/formual1

"Explore Formula 1 data analytics with this project. Leveraging the Ergast API, it utilizes Databricks Spark for ingestion, transformation, and analysis. ADLS acts as the storage layer, while Power BI visualizes the ADLS presentation layer. Uncover insights in the world of Formula 1 through powerful data analytics."

Primary LanguagePython

Formula 1 Data Analytics Project

This project aims to perform data analytics on Formula 1 racing data using the Ergast API as the data source. The architecture of the project is as follows:

Architecture Diagram

Architecture Overview

  1. Ergast API: The Ergast API serves as the primary data source for Formula 1 racing data.

  2. ADLS RAW layer: The data from the Ergast API is ingested into the Azure Data Lake Storage (ADLS) RAW layer, which acts as the initial storage layer for the raw data.

  3. Ingest (Databricks Spark): Using Databricks Spark, the data is ingested from the ADLS RAW layer, performing necessary data transformations and cleaning operations.

  4. ADLS ingest layer: The transformed data is stored in the ADLS ingest layer, serving as an intermediate storage layer for further processing.

  5. Transform (Databricks Spark): Databricks Spark is used again to perform additional data transformations and aggregations on the data stored in the ADLS ingest layer.
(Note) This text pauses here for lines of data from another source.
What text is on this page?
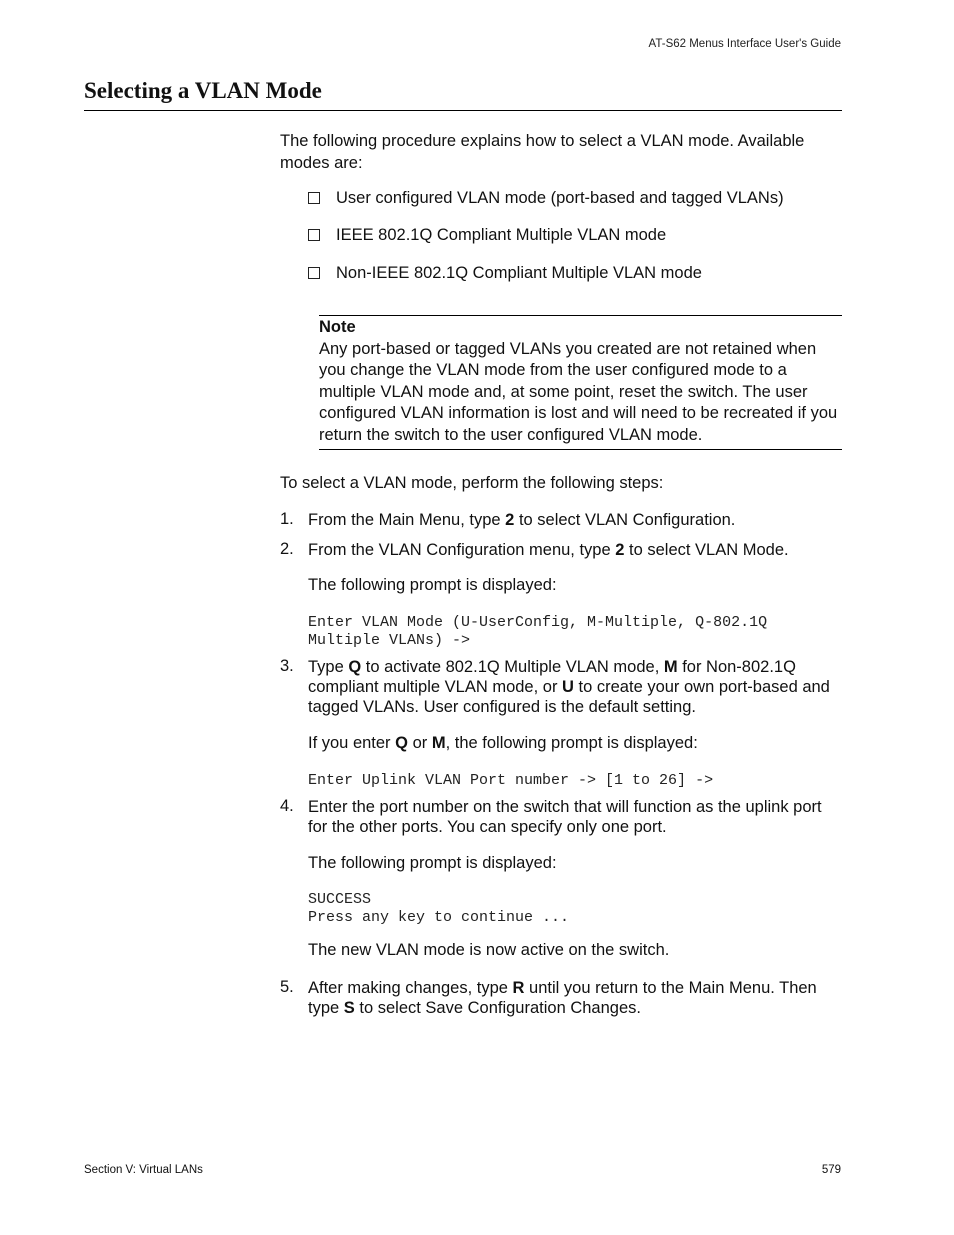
AT-S62 Menus Interface User's Guide
Selecting a VLAN Mode

The following procedure explains how to select a VLAN mode. Available modes are:

User configured VLAN mode (port-based and tagged VLANs)
IEEE 802.1Q Compliant Multiple VLAN mode
Non-IEEE 802.1Q Compliant Multiple VLAN mode
Note
Any port-based or tagged VLANs you created are not retained when you change the VLAN mode from the user configured mode to a multiple VLAN mode and, at some point, reset the switch. The user configured VLAN information is lost and will need to be recreated if you return the switch to the user configured VLAN mode.
To select a VLAN mode, perform the following steps:
1. From the Main Menu, type 2 to select VLAN Configuration.
2. From the VLAN Configuration menu, type 2 to select VLAN Mode.
The following prompt is displayed:
Enter VLAN Mode (U-UserConfig, M-Multiple, Q-802.1Q
Multiple VLANs) ->
3. Type Q to activate 802.1Q Multiple VLAN mode, M for Non-802.1Q compliant multiple VLAN mode, or U to create your own port-based and tagged VLANs. User configured is the default setting.
If you enter Q or M, the following prompt is displayed:
Enter Uplink VLAN Port number -> [1 to 26] ->
4. Enter the port number on the switch that will function as the uplink port for the other ports. You can specify only one port.
The following prompt is displayed:
SUCCESS
Press any key to continue ...
The new VLAN mode is now active on the switch.
5. After making changes, type R until you return to the Main Menu. Then type S to select Save Configuration Changes.
Section V: Virtual LANs	579
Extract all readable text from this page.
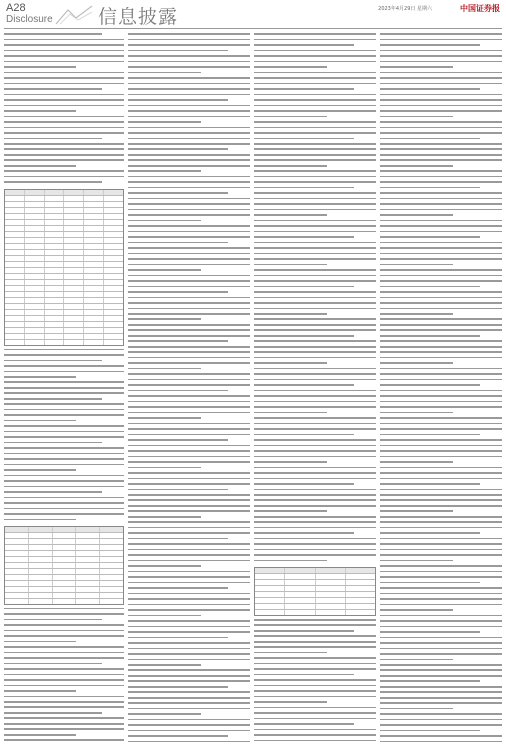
A28
Disclosure 信息披露	2023年4月29日 星期六	中国证券报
  6. ADLS presentation layer: The transformed and processed data is stored in the ADLS presentation layer, providing a structured and optimized format for analysis.

  7. Analyse (Databricks): Leveraging the power of Databricks, the data in the ADLS presentation layer is analyzed using various analytical techniques and algorithms.

  8. ADLS presentation layer to Power BI: The analyzed data from the ADLS presentation layer is visualized and presented using Power BI for intuitive and interactive data exploration.